Прижавшись лбом к холодному стеклу, Волк глухо зарычал. Три века. Ринн. Двести девяносто лет.

«Этого не было. Не было. Не было. Это только сон. Даже на Ринне такого не было.»

Он взглянул на тусклую, тёмно-красную, словно гниющую заживо звезду. Когда-то у неё были дети-планеты, возможно, даже обитаемые, но прошли уже миллионы лет с тех пор, как все они погибли, пожранные пролетавшей мимо молодой хищницей. Лишь последний, замёрзший отпрыск умирающей звезды продолжал безнадёжно кружить по опустевшему дому.

– Искры погасшего костра, – с горечью прошептал Волк. – В кого мы превратились, звёзды? В кого?

Подняв руку, он коснулся полупрозрачного браслета на запястье.

– Диктофон. Продолжение прошлой записи. Глава третья.

Отблески звезды на стекле купола казались брызгами крови. Планета была мертва.

– Жизнь... – Волк закрыл глаза. – Что это? Я слышал много определений, но ни одно не пришлось мне по сердцу. Иногда, в минуты душевного спокойствия, жизнь кажется высшим творением природы, венцом эволюции материи. А иногда, когда я вижу, что творят некоторые существа над другими, жизнь представляется мне плесенью, болезнью, поражающей тела планет.

Он закрыл глаза. Пурпурная равнина и мрачные скалы исчезли, осталась лишь убаюкивающая пульсация крови в висках.

– Большую часть жизни я сражался. Вначале солдатом, позже с тайнами мироздания. Мы любим самообман, называя себя защитниками, но на самом деле мы лишь играем роли, записанные в генах на заре времён. Хищники и жертвы, друзья и враги... Есть ли смысл в нашей суете?

– Есть, – знакомый голос послышался сзади.

***

Волк отключил диктофон.

– Майор, – он обернулся. – Вас не учили, что так подкрадываться некрасиво?

Марк де Вилль натянуто улыбнулся.

– Меня учили подкрадываться.

– Оно и видно, – буркнул Волк, вновь отворачиваясь к стене.

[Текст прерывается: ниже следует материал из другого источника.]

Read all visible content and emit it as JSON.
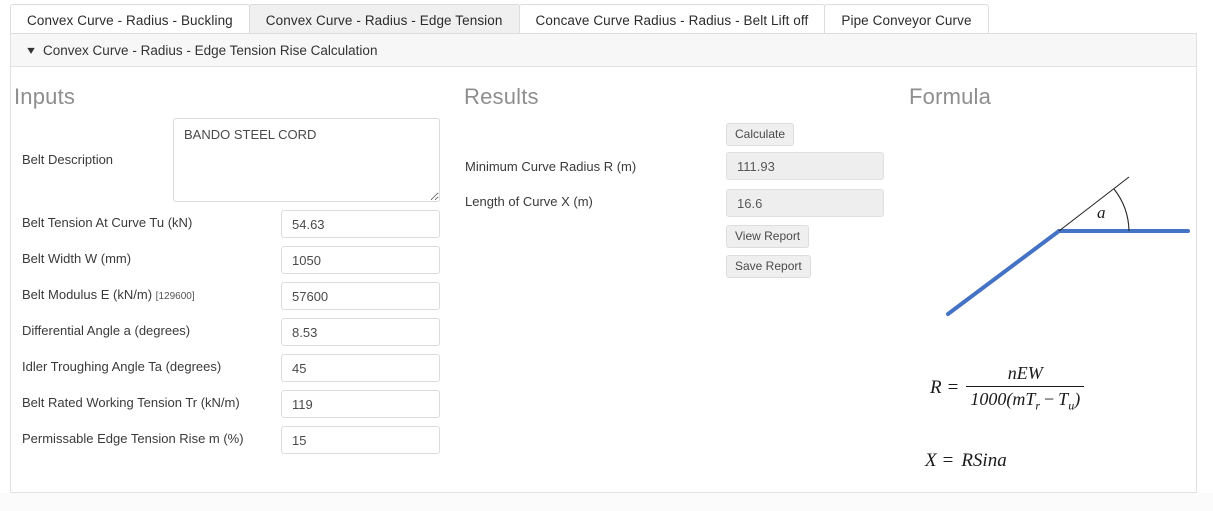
{
  "tabs": [
    {
      "label": "Convex Curve - Radius - Buckling",
      "active": false
    },
    {
      "label": "Convex Curve - Radius - Edge Tension",
      "active": true
    },
    {
      "label": "Concave Curve Radius - Radius - Belt Lift off",
      "active": false
    },
    {
      "label": "Pipe Conveyor Curve",
      "active": false
    }
  ],
  "panel": {
    "chevron_icon": "chevron-down-icon",
    "title": "Convex Curve - Radius - Edge Tension Rise Calculation"
  },
  "inputs": {
    "heading": "Inputs",
    "belt_description": {
      "label": "Belt Description",
      "value": "BANDO STEEL CORD"
    },
    "fields": [
      {
        "label": "Belt Tension At Curve Tu (kN)",
        "hint": "",
        "value": "54.63"
      },
      {
        "label": "Belt Width W (mm)",
        "hint": "",
        "value": "1050"
      },
      {
        "label": "Belt Modulus E (kN/m)",
        "hint": "[129600]",
        "value": "57600"
      },
      {
        "label": "Differential Angle a (degrees)",
        "hint": "",
        "value": "8.53"
      },
      {
        "label": "Idler Troughing Angle Ta (degrees)",
        "hint": "",
        "value": "45"
      },
      {
        "label": "Belt Rated Working Tension Tr (kN/m)",
        "hint": "",
        "value": "119"
      },
      {
        "label": "Permissable Edge Tension Rise m (%)",
        "hint": "",
        "value": "15"
      }
    ]
  },
  "results": {
    "heading": "Results",
    "calculate_label": "Calculate",
    "view_report_label": "View Report",
    "save_report_label": "Save Report",
    "fields": [
      {
        "label": "Minimum Curve Radius R (m)",
        "value": "111.93"
      },
      {
        "label": "Length of Curve X (m)",
        "value": "16.6"
      }
    ]
  },
  "formula": {
    "heading": "Formula",
    "diagram": {
      "angle_label": "a",
      "line_color": "#4472c4",
      "ray_color": "#262626"
    },
    "equation_main": {
      "lhs": "R",
      "equals": "=",
      "numerator": "nEW",
      "denominator_prefix": "1000(m",
      "denominator_sub1_base": "T",
      "denominator_sub1": "r",
      "denominator_op": "−",
      "denominator_sub2_base": "T",
      "denominator_sub2": "u",
      "denominator_suffix": ")"
    },
    "equation_secondary": {
      "lhs": "X",
      "equals": "=",
      "rhs": "RSina"
    }
  }
}
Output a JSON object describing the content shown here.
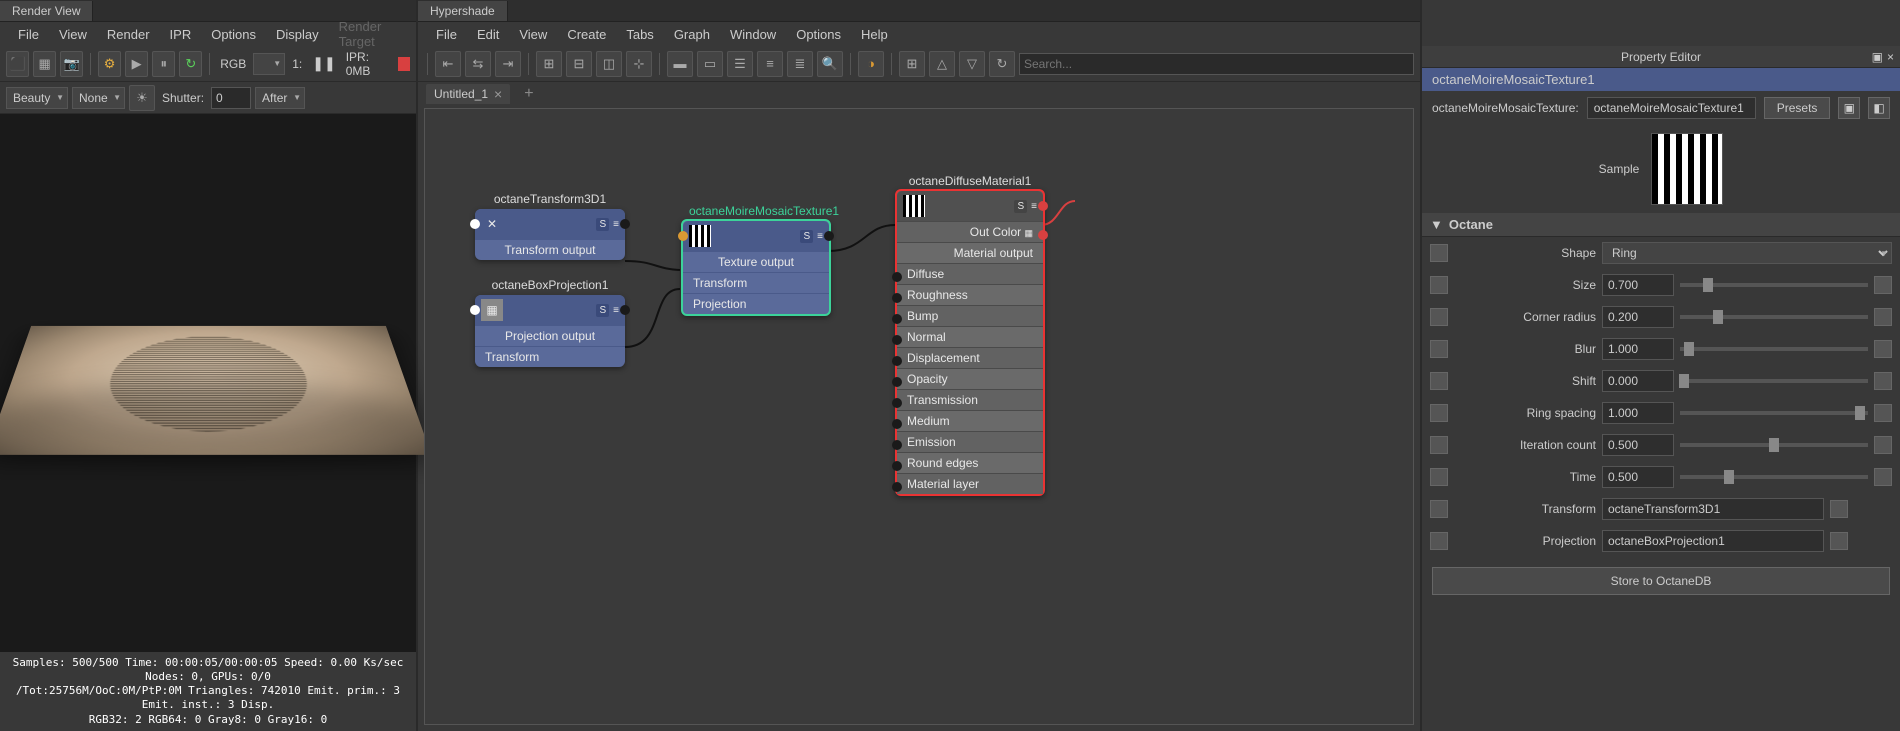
{
  "left_pane": {
    "tab_title": "Render View",
    "menu": [
      "File",
      "View",
      "Render",
      "IPR",
      "Options",
      "Display",
      "Render Target"
    ],
    "toolbar": {
      "rgb_label": "RGB",
      "frame_value": "1:",
      "ipr_label": "IPR: 0MB"
    },
    "second_toolbar": {
      "beauty": "Beauty",
      "none": "None",
      "shutter_label": "Shutter:",
      "shutter_value": "0",
      "after": "After"
    },
    "stats": [
      "Samples: 500/500 Time: 00:00:05/00:00:05 Speed: 0.00 Ks/sec",
      "Nodes: 0, GPUs: 0/0",
      "/Tot:25756M/OoC:0M/PtP:0M Triangles: 742010 Emit. prim.: 3 Emit. inst.: 3 Disp.",
      "RGB32: 2 RGB64: 0 Gray8: 0 Gray16: 0"
    ]
  },
  "center_pane": {
    "tab_title": "Hypershade",
    "menu": [
      "File",
      "Edit",
      "View",
      "Create",
      "Tabs",
      "Graph",
      "Window",
      "Options",
      "Help"
    ],
    "search_placeholder": "Search...",
    "graph_tab": "Untitled_1",
    "nodes": {
      "transform3d": {
        "title": "octaneTransform3D1",
        "output": "Transform output"
      },
      "box_projection": {
        "title": "octaneBoxProjection1",
        "output": "Projection output",
        "rows": [
          "Transform"
        ]
      },
      "moire": {
        "title": "octaneMoireMosaicTexture1",
        "output": "Texture output",
        "rows": [
          "Transform",
          "Projection"
        ]
      },
      "diffuse": {
        "title": "octaneDiffuseMaterial1",
        "out_color": "Out Color",
        "output": "Material output",
        "rows": [
          "Diffuse",
          "Roughness",
          "Bump",
          "Normal",
          "Displacement",
          "Opacity",
          "Transmission",
          "Medium",
          "Emission",
          "Round edges",
          "Material layer"
        ]
      }
    }
  },
  "right_pane": {
    "header": "Property Editor",
    "title": "octaneMoireMosaicTexture1",
    "label": "octaneMoireMosaicTexture:",
    "value": "octaneMoireMosaicTexture1",
    "presets": "Presets",
    "sample_label": "Sample",
    "section": "Octane",
    "params": {
      "shape": {
        "label": "Shape",
        "value": "Ring"
      },
      "size": {
        "label": "Size",
        "value": "0.700",
        "pct": 15
      },
      "corner_radius": {
        "label": "Corner radius",
        "value": "0.200",
        "pct": 20
      },
      "blur": {
        "label": "Blur",
        "value": "1.000",
        "pct": 5
      },
      "shift": {
        "label": "Shift",
        "value": "0.000",
        "pct": 2
      },
      "ring_spacing": {
        "label": "Ring spacing",
        "value": "1.000",
        "pct": 96
      },
      "iteration_count": {
        "label": "Iteration count",
        "value": "0.500",
        "pct": 50
      },
      "time": {
        "label": "Time",
        "value": "0.500",
        "pct": 26
      },
      "transform": {
        "label": "Transform",
        "value": "octaneTransform3D1"
      },
      "projection": {
        "label": "Projection",
        "value": "octaneBoxProjection1"
      }
    },
    "store_label": "Store to OctaneDB"
  }
}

Де Вилль беззвучно подошёл ближе. Его лицо было до того заурядным и непримечательным, что удержать характерные черты в памяти было непросто. Среднего роста, смуглый, с каштановыми волосами, майор Марк де Вилль успел заработать определённую известность за свой неповторимый, уникальный талант лицемерия. Он был выходцем с феодальной планеты, затерявшейся после Катаклизма и найденной вновь лишь полвека назад. Бывший аристократ, де Вилль с готовностью пошёл служить Императору.